Problem

I went out to buy mint chocolate chip ice cream one day, and I was surprised that the grocery store had cartons advertising the color as white. I thought, "am I crazy? it should definitely be green." Wondering if this was a local oddity or a global trend, I put together a survey asking Reddit users for their postal code and what color they expected mint chocolate chip ice cream to be.

From here on I'll refer to mint chocolate chip ice cream as MCC-IC.

Explore the Data

Interactive map developed in R Studio using Leaflet Custom map pins including split color designs for indecisive participants

Results

I received 46 responses with one duplicate and surprisingly no spam, so n=45. I didn't feel this was enough to claim scientific significance representing the global population's views on the matter, so I didn't bother with demographic breakdown, but suffice to say it's majority USA.

Apparently, white MCC-IC is only expected in the USA.

Respondents expected (raw count):

  • green = 43
  • white = 5
  • teal = 3

Note these numbers add up to more than 100% because 5 respondents expected either "white or green", "white or teal". You can see these reflected in the map where I split icon colors in half.

Method Notes

I gathered location by asking for USA and UK postal codes. For other countries I placed respondents in their capitol cities.
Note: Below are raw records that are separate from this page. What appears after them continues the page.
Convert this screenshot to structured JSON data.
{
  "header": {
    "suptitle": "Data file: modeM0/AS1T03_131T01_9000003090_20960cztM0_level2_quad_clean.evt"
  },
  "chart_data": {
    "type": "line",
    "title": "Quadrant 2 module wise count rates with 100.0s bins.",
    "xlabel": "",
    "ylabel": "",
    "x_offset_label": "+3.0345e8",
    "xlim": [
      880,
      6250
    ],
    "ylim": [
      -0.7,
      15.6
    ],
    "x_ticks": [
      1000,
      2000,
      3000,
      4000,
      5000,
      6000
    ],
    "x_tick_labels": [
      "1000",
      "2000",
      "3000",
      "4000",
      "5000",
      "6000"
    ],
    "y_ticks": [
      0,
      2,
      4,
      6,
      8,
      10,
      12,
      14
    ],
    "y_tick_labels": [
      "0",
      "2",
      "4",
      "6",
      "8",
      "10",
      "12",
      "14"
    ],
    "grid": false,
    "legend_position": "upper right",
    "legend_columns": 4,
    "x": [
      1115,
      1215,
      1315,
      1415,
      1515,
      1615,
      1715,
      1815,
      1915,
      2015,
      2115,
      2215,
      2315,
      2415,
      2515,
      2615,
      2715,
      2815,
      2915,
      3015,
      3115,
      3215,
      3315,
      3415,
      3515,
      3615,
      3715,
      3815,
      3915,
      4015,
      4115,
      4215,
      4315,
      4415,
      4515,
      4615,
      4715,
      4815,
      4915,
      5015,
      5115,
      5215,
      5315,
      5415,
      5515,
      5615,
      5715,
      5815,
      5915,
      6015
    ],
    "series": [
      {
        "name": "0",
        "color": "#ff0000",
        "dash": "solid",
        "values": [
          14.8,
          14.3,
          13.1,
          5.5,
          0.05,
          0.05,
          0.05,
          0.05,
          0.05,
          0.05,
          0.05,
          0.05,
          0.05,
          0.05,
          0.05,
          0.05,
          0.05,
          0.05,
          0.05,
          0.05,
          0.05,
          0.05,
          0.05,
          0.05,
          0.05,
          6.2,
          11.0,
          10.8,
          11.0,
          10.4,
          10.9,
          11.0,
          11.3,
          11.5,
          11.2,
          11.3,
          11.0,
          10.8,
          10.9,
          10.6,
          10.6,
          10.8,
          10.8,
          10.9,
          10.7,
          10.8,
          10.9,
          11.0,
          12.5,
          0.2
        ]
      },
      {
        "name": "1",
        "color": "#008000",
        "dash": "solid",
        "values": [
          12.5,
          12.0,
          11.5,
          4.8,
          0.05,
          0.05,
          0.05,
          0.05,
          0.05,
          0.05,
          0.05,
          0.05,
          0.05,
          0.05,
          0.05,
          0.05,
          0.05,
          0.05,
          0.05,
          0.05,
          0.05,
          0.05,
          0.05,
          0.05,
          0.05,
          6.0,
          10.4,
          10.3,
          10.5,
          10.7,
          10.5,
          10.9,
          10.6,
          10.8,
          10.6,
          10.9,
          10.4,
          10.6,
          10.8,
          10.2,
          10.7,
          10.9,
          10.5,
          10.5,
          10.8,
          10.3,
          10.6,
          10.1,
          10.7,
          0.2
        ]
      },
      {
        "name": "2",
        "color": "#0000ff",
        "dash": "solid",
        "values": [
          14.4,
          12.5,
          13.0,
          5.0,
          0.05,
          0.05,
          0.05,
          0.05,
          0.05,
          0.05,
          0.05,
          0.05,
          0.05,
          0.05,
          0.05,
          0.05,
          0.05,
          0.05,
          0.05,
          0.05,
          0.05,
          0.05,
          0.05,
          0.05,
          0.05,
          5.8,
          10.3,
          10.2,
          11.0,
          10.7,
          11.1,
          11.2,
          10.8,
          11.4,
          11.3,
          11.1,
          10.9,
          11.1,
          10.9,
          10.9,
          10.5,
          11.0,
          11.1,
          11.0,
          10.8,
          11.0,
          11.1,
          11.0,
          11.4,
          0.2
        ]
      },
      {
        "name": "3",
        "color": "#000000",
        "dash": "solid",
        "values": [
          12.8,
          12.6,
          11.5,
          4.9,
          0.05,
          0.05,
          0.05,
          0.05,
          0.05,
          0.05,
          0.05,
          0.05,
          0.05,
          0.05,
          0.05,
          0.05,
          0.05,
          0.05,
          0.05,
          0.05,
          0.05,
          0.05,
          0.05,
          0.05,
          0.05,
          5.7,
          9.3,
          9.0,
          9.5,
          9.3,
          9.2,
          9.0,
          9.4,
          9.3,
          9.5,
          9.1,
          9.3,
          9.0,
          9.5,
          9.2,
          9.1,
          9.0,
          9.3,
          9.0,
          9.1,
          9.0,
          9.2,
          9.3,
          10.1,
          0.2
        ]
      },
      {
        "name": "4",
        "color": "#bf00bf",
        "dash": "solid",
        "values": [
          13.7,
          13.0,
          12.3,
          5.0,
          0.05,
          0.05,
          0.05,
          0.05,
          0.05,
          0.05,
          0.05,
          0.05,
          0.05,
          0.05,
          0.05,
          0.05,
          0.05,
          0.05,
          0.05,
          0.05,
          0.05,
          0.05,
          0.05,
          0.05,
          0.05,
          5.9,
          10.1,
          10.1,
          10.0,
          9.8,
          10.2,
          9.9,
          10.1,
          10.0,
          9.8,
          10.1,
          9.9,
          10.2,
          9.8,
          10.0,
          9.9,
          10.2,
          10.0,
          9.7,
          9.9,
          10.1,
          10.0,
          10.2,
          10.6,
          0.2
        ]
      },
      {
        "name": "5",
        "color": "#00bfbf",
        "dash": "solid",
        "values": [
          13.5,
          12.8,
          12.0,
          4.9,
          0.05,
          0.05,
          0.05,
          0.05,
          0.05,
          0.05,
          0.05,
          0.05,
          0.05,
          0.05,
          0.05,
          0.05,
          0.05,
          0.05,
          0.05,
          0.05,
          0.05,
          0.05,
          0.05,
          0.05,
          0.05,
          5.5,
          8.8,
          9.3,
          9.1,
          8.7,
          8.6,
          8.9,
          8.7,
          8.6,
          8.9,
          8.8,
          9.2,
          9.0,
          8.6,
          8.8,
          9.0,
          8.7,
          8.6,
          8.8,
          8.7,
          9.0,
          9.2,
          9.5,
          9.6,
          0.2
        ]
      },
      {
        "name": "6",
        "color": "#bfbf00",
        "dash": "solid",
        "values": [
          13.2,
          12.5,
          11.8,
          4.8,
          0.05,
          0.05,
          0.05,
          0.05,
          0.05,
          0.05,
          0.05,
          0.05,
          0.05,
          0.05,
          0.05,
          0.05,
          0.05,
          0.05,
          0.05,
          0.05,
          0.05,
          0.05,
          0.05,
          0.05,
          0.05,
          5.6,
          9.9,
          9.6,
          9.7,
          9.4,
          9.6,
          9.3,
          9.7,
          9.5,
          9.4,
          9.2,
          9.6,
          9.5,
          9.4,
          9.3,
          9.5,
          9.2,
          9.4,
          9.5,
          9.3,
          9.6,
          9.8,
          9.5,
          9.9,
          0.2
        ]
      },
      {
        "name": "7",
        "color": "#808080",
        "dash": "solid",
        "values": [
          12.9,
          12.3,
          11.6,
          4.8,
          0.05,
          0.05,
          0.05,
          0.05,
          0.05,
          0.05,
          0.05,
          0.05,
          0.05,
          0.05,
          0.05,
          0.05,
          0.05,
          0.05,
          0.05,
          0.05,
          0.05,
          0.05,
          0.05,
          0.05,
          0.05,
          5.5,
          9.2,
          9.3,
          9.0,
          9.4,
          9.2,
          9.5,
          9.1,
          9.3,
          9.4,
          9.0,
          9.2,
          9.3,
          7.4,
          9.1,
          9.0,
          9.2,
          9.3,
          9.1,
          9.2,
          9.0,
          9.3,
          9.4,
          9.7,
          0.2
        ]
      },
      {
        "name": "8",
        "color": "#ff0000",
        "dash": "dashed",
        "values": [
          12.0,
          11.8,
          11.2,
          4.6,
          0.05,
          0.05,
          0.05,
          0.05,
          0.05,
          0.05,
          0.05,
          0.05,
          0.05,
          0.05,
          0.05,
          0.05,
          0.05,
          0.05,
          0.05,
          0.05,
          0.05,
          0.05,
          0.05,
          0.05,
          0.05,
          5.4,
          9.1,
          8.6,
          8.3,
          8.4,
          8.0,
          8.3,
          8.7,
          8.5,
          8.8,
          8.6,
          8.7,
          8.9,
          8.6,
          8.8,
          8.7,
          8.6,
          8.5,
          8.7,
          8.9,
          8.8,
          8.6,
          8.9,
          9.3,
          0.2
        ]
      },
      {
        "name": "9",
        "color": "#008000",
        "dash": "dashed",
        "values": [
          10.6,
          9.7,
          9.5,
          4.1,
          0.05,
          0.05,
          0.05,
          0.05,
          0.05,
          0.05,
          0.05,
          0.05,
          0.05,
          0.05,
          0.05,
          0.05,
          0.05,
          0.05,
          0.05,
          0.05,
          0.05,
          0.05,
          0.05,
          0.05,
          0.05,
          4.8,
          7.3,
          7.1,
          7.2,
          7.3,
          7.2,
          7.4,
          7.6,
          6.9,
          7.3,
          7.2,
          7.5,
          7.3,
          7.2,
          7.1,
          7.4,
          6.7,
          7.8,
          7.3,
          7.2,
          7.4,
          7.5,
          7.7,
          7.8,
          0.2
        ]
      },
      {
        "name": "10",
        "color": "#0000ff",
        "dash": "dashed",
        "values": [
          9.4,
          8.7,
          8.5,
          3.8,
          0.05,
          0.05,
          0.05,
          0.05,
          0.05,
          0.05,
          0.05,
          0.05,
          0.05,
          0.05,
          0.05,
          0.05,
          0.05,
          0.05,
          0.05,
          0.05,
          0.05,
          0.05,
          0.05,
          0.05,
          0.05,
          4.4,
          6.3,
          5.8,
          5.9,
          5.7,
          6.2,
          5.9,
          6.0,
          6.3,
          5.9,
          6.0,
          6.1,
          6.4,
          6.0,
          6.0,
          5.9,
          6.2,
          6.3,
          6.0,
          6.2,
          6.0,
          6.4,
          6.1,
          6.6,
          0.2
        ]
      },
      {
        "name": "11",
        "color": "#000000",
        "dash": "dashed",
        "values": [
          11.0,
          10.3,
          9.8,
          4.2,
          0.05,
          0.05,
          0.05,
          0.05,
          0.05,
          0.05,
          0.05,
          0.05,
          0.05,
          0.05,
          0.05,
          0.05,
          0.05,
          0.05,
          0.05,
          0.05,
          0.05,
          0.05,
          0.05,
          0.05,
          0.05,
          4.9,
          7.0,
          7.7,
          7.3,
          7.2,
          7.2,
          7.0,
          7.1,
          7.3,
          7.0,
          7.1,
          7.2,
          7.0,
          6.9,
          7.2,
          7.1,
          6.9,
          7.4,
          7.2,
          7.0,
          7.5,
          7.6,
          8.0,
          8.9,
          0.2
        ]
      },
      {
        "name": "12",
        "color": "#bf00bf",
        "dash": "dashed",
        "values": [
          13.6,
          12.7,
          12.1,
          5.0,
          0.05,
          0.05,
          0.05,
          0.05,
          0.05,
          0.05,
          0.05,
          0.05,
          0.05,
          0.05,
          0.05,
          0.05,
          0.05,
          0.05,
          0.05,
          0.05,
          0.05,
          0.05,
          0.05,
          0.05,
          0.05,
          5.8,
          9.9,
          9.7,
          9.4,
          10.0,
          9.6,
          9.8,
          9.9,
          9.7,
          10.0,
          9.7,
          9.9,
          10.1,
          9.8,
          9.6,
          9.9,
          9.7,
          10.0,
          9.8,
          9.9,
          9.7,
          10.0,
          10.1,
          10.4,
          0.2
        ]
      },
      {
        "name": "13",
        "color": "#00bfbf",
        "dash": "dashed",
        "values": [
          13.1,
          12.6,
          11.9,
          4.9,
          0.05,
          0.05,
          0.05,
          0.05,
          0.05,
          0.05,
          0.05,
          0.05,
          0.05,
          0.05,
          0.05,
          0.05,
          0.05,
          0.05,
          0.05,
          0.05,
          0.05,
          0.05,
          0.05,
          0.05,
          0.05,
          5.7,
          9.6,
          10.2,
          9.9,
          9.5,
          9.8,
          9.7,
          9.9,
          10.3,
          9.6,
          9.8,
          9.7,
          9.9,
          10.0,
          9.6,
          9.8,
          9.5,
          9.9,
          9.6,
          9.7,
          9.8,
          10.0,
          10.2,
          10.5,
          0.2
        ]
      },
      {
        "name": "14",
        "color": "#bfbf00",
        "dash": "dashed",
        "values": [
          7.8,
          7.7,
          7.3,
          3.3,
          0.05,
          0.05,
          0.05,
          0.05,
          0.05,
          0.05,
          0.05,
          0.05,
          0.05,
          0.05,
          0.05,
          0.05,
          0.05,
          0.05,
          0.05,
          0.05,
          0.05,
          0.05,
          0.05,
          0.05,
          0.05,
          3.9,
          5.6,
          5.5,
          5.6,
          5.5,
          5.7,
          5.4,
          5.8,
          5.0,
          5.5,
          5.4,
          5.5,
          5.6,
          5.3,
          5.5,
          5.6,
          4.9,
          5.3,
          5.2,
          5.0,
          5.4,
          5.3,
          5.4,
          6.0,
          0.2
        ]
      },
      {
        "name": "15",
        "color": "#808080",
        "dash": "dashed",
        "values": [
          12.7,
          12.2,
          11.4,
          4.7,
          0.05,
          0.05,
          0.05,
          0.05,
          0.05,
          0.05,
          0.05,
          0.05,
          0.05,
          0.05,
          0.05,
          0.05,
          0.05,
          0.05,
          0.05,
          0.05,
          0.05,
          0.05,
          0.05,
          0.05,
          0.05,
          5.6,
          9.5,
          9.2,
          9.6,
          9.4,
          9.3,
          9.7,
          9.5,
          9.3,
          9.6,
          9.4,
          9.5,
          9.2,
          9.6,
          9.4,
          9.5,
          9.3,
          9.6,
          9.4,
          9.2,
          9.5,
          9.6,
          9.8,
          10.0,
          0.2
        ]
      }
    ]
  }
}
Next time I do an international geographic study like this, I will ask for nearest town/city. It only took me ~30 minutes to copy and paste GPS coordinates from Google Maps so if I ever do something at a broader scale I'll probably have to pay for a GPS conversion/lookup service.

I cleaned and analyzed data using Google Sheets, due to its ease of use. Then I summarized the data using R Studio. I created the interactive map with an R Studio package called Leaflet, a powerful and customizable library with so many cool features I feel like I barely scratched the surface.